Conjugando referências cultas com percepções da banal, Seben passeia com humor e habilidade por temas e assuntos tão batidos e inusitados como o carnaval, Stálin, a flor do sul ou Basílio da Gama. Por vezes, como no ``Soneto Automobilístico", a química barroquizante não funciona e as imagens perdem sua força de atração. Deixando os problemas de lado, tomemos os bons momentos do poeta, ``Tango da Independência", musicado por Vítor Ramil, e ``Soneto que Quintana não Fez": ``Acabaram-se os bondes amarelos,/ e eu saí, como bêbado, dos trilhos./ Hoje fico a cantar em estribilhos/ velharias, miudezas, caramelos".
``Derrapagens", de Maria Helena Weber, busca aparentemente uma dicção mais contida. Esta primeira impressão desfaz-se logo após a leitura dos 120 poemas curtos do livro. Do ponto de vista formal, eles mimetizam a estrutura do haicai, entretanto, a autora os sobrecarrega de uma linguagem excessivamente prosaica, destituindo-os de concentração imagética ou ressonâncias fonéticas. Em poesia, todo esforço de contenção só proporciona bons resultados quando o poeta consegue libertar a língua das formulações habituais, permitindo às palavras praticar sua arte combinatória. ``Derrapagens" não traduz uma construção musical, tampouco aposta no corte ou na dissonância para surpreender, caso do poema 11: ``Submeto à tua lascívia/ minha escolha/ derrotada/ indolor" ou do 111: ``Pode ser assim/ aos goles aos poucos/ até chegares inteiro". Os encontros e desencontros amorosos que perpassam o livro não encontram uma expressão lírica adequada. O desejo acaba embotado e os poemas perdem o gume da atenção.

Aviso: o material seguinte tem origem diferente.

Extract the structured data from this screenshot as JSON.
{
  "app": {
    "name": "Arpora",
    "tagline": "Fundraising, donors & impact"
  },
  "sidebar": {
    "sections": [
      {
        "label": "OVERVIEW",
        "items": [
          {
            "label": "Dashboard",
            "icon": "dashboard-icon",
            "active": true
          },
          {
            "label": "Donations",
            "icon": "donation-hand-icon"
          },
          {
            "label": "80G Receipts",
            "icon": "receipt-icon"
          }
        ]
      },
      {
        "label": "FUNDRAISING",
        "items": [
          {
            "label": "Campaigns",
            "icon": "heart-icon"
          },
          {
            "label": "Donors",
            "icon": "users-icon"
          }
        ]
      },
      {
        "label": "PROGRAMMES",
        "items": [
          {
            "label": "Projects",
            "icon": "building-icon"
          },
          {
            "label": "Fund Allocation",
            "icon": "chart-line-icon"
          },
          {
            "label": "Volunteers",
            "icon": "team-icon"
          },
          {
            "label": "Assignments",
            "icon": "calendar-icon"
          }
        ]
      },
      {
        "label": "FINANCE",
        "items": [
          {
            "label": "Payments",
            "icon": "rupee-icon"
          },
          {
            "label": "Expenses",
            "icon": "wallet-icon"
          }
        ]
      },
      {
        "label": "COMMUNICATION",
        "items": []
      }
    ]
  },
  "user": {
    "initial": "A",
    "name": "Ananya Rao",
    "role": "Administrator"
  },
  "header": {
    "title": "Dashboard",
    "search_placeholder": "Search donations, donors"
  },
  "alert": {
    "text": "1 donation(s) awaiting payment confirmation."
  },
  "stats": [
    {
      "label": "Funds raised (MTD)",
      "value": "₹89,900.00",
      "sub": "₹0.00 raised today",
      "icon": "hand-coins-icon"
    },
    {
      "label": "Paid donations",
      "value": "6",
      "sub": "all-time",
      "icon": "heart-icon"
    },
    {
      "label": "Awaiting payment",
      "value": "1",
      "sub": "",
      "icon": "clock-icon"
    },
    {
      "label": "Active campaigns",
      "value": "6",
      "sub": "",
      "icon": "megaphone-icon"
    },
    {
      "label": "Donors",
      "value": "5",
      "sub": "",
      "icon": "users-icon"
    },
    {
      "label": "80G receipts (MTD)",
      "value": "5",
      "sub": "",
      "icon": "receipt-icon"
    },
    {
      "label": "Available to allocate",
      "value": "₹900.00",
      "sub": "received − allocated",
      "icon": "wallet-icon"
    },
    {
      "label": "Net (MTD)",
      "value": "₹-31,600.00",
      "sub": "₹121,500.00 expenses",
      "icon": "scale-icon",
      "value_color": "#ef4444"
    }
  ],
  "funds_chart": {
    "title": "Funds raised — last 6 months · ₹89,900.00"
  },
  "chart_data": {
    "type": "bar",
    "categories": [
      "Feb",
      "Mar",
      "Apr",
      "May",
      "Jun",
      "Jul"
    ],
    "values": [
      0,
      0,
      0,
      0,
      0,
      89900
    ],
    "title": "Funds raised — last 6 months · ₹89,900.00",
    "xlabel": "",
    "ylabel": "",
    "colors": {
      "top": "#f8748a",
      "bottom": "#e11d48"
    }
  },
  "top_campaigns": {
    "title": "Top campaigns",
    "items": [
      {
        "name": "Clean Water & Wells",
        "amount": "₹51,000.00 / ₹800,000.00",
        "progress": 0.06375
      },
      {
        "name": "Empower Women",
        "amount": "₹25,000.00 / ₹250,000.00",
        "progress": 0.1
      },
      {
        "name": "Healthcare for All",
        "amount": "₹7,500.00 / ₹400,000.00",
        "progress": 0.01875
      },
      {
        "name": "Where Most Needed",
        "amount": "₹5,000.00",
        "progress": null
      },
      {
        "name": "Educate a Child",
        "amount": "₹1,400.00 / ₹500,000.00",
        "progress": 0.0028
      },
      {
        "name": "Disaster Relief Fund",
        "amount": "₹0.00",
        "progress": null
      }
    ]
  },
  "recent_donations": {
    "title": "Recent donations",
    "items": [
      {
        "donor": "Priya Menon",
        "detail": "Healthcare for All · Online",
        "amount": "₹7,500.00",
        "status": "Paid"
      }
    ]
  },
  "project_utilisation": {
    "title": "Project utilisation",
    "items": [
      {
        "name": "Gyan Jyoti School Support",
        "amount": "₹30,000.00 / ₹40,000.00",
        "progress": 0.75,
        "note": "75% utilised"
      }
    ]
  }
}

Por último, gostaria de comentar ``Lá Vem o que Passou", de José Antônio Silva, o mais veterano dos três. Se, por um lado, demonstra maior domínio do verso, por outro, insiste em empregar certos truques: ``Uma estrada/ é um convite tão forte/ que fico na encruzilhada:/ sigo pro sul/ ou pro norte?" Trata-se de um cacoete da poesia brasileira contemporânea, de eficácia fugaz. José Antônio Silva abusa deste artifício, recorrente em vários poemas, como ``Ordem do Céu", ``Cinzas" ou ``Paz e Terra". Dito isso, quando ``Lá Vem o que Passou" recusa o registro da facilidade, penetramos no terreno da experiência, no qual a passagem do tempo e o perambular do poeta expresso no título são captados na imagem poderosa do ``Labirinto": ``O mistério da primeira vez/ o segredo obtuso de cada rês/ a rotina quebrada de todo mês/ o arabesco no cérebro, sob o fez/ a fé que se insinua, quando não crês./ Em tudo o labirinto onde andas./ Mas nunca o vês".